実家の仏間にあるクーラーは、かなり古い機種なのに未だ健在だ。

だけどリモコンが壊れてるから不便でならない。


仕方なく背伸びをし、本体のリセットボタンを長押しして稼働させている現状だ。


温度調節はリモコンじゃないと出来ない。


私としては26度の働きで満足なのに、クーラーは19度設定ほどに頑張りすぎている。


たちまち部屋は極寒の空間となる。


夜中に寒さで目覚め、わざわざ本体のところまで足を運ばねばならない。

背伸びをして本体のリセットボタンを長押しでOFFにさせてから眠りにつく。

しばらくして仏間が暑くなり目覚めてしまう。

仕方なく同じ動作で本体をONにさせるのだ。


そんな面倒な動作を何年越しで続けてきたことか。


今年こそは壊れたリモコンを何とかしたい。


去年の今頃、ギャンブル的に買った互換品は、うんともすんとも反応せずに泣き寝入りをした。

同じ轍は踏みたくない。

それそのものを中古品で購入しようと検索するが、5000円以上の値が張るものばかり。

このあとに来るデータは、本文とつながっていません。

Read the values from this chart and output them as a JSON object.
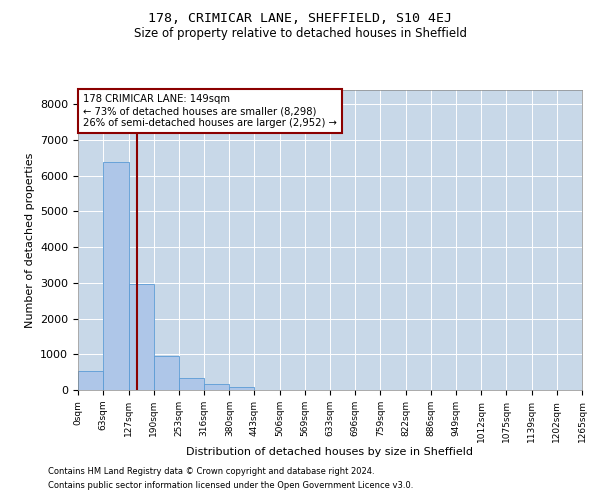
{
  "title": "178, CRIMICAR LANE, SHEFFIELD, S10 4EJ",
  "subtitle": "Size of property relative to detached houses in Sheffield",
  "xlabel": "Distribution of detached houses by size in Sheffield",
  "ylabel": "Number of detached properties",
  "footer_line1": "Contains HM Land Registry data © Crown copyright and database right 2024.",
  "footer_line2": "Contains public sector information licensed under the Open Government Licence v3.0.",
  "annotation_line1": "178 CRIMICAR LANE: 149sqm",
  "annotation_line2": "← 73% of detached houses are smaller (8,298)",
  "annotation_line3": "26% of semi-detached houses are larger (2,952) →",
  "bar_edges": [
    0,
    63,
    127,
    190,
    253,
    316,
    380,
    443,
    506,
    569,
    633,
    696,
    759,
    822,
    886,
    949,
    1012,
    1075,
    1139,
    1202,
    1265
  ],
  "bar_heights": [
    530,
    6380,
    2960,
    950,
    340,
    160,
    90,
    0,
    0,
    0,
    0,
    0,
    0,
    0,
    0,
    0,
    0,
    0,
    0,
    0
  ],
  "bar_color": "#aec6e8",
  "bar_edge_color": "#5b9bd5",
  "vline_x": 149,
  "vline_color": "#8b0000",
  "annotation_box_color": "#8b0000",
  "background_color": "#ffffff",
  "grid_color": "#c8d8e8",
  "ylim": [
    0,
    8400
  ],
  "yticks": [
    0,
    1000,
    2000,
    3000,
    4000,
    5000,
    6000,
    7000,
    8000
  ]
}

年に数回付けるだけのクーラーにそんな大金を払う勇気は無い。

もうこれは自分で修理するより方法は無いのかもしれない……。


精密ドライバーを引っ張り出しリモコンを分解した。けれど中身を見たとて意味が分からない。私は素人なのだ。


私の実力では、ただホコリを綺麗に拭き取ることしか出来なかった。

あとは神頼みだ。


『どうか動いて下さい。設定温度を26度にしたいんです。一瞬動けばいいんです。何卒よろしくお願い致します』


そう魂を込めて祈った。


二本のネジをしっかりと締め、ボディーをピカピカに磨き、電池を入れて試してみる。


……うんともすんとも言わなかった。


極寒の仏間。もしくは灼熱の仏間。

ここだけ夏と冬を行ったり来たり。


私は毎年同じことを繰り返している。

だけどもういい。もういいよ。

そろそろあきらめよう。

本体ボタンでON/OFFができるのだから、ありがたく思おう。

27年前のクーラーが未だに動くだなんて、なんて奇跡的なことか。


私は背伸びをして、リセットボタンを長押しした。